AMOR DE OUTONO
Solange Amado
Foi o que ele declarou: “Na curva perigosa dos cinqüenta
derrapei nesse amor”. Pra Carlos Drumond de Andrade foi o bastante, acho.
Começou e acabou por aí, na curva perigosa dos cinqüenta. Pra mim, foi um pouco
mais adiante. E não foi uma derrapada, o que me permitiria, mais cedo ou mais
tarde, fincar pé e me firmar na minha dignidade. Foi mais uma trombada. Um
caminhão fenemê pela frente, e numa curva fatal: a dos sessenta. Ainda não me
levantei e nem quero. Pra que?
Meu fusquinha antediluviano vinha pela estrada cochilando por
tantos anos que nem viu a curva, nem reparou nos sinais da estrada, nem atentou
para o que vinha pela frente, tão à vontade eu estava no volante familiar das
minhas emoções.
É isso. Quando os ventos da sexygenariedade me fustigaram,
peguei firme as rédeas do meu coração. Nem pensar em sair da estrada. Nada de
descompasso. Se CDA, apesar de todos os cuidados, foi derrapar lá atrás na
curva dos cinqüenta, era preciso botar as barbas de molho, que nos sessenta o
perigo é redobrado. Não que a idade torne a paixão menos ou mais ridícula. Toda
paixão é de uma babaquice atroz. O
problema, se querem saber, é a turbulência que sacoleja a vida e nos deixa
assim meio que cegos num tiroteio, sem direção. O ridículo não preocupa. É uma
palavra que não existe no dicionário do que estão bêbados de amor. E em sendo
assim, eu não me importo nem um pouco em subir em cima da mesa e fazer um
striptease de emoções, no bar da meia idade, ou de qualquer idade.
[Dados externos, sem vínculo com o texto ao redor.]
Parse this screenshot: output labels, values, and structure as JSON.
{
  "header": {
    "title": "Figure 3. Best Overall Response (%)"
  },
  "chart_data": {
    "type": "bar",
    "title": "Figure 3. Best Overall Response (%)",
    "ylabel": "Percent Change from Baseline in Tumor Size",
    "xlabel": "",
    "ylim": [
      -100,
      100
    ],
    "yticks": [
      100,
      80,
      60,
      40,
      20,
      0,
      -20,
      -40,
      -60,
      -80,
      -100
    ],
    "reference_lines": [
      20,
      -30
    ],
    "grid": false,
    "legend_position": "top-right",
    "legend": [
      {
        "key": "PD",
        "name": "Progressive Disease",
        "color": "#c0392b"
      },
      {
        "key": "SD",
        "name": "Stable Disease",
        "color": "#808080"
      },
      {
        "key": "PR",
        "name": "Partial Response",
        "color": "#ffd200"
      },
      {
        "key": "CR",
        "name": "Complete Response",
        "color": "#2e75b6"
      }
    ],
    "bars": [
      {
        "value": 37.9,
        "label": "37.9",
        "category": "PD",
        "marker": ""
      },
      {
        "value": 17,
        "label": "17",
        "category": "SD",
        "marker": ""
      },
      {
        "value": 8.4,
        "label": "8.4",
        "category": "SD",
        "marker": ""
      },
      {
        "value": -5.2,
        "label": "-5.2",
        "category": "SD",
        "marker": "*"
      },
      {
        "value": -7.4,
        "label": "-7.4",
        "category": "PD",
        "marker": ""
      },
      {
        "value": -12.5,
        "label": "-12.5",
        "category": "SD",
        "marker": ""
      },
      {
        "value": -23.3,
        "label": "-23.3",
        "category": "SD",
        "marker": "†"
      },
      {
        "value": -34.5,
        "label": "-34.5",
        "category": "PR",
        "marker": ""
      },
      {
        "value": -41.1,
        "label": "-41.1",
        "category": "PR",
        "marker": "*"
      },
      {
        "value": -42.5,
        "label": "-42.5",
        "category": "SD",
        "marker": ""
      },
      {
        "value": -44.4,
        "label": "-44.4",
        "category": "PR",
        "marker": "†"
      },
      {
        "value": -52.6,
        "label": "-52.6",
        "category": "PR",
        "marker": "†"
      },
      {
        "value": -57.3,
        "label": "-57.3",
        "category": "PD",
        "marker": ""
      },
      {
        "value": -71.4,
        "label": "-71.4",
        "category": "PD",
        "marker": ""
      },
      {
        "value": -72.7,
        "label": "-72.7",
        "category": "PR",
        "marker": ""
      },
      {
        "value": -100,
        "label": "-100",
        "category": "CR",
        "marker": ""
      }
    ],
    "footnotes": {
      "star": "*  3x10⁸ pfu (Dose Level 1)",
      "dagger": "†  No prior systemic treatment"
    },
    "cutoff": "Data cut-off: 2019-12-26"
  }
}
O medo é
descer daí, quando o tempo pra passar a ressaca e recuperar a dignidade se
esvai muito depressa.
Pensando bem, isso diz respeito ao futuro e não adianta
elocubrar quando só o que eu tenho é o hoje. Por enquanto, só quero me
equilibrar nessa incerteza, me lambuzar e abusar do prazer de ser amada e mais
ainda: usufruir do presente, desse presente que me foi dado no outono da vida.
Tô atravessando fora da faixa, da faixa etária se insistem, e
se vou ser atropelada ou não, isso interessa pouco, porque não há escolha. Se a
vida não tem repeteco, é viver e viver.
Cair de cima da mesa de uma paixonite no outono da vida é
problemático, como já alertou um amigo. Quedas são perigosas para os mais
velhos, a recuperação é lenta e dolorosa e sempre deixa seqüelas. Tá, mas eu vou
em frente. Na contramão. Mais seqüelas que a vida já me deixou? Será só mais
uma cicatriz ridícula antes que a cortina se feche e o espetáculo termine. A
rapa do tacho que eu lambo lubricamente até a última gota. Talvez assim, eu
possa exorcizar um medo, que Mercedes
Sosa parecia compartilhar comigo, quando lançava em sua canção, o grito: “que la
reseca muerte no me encuentre, vacia e sola sin haber hecho lo suficiente”. Que a morte árida não me encontre, vazia e
só, sem haver feito o suficiente. Deve bastar.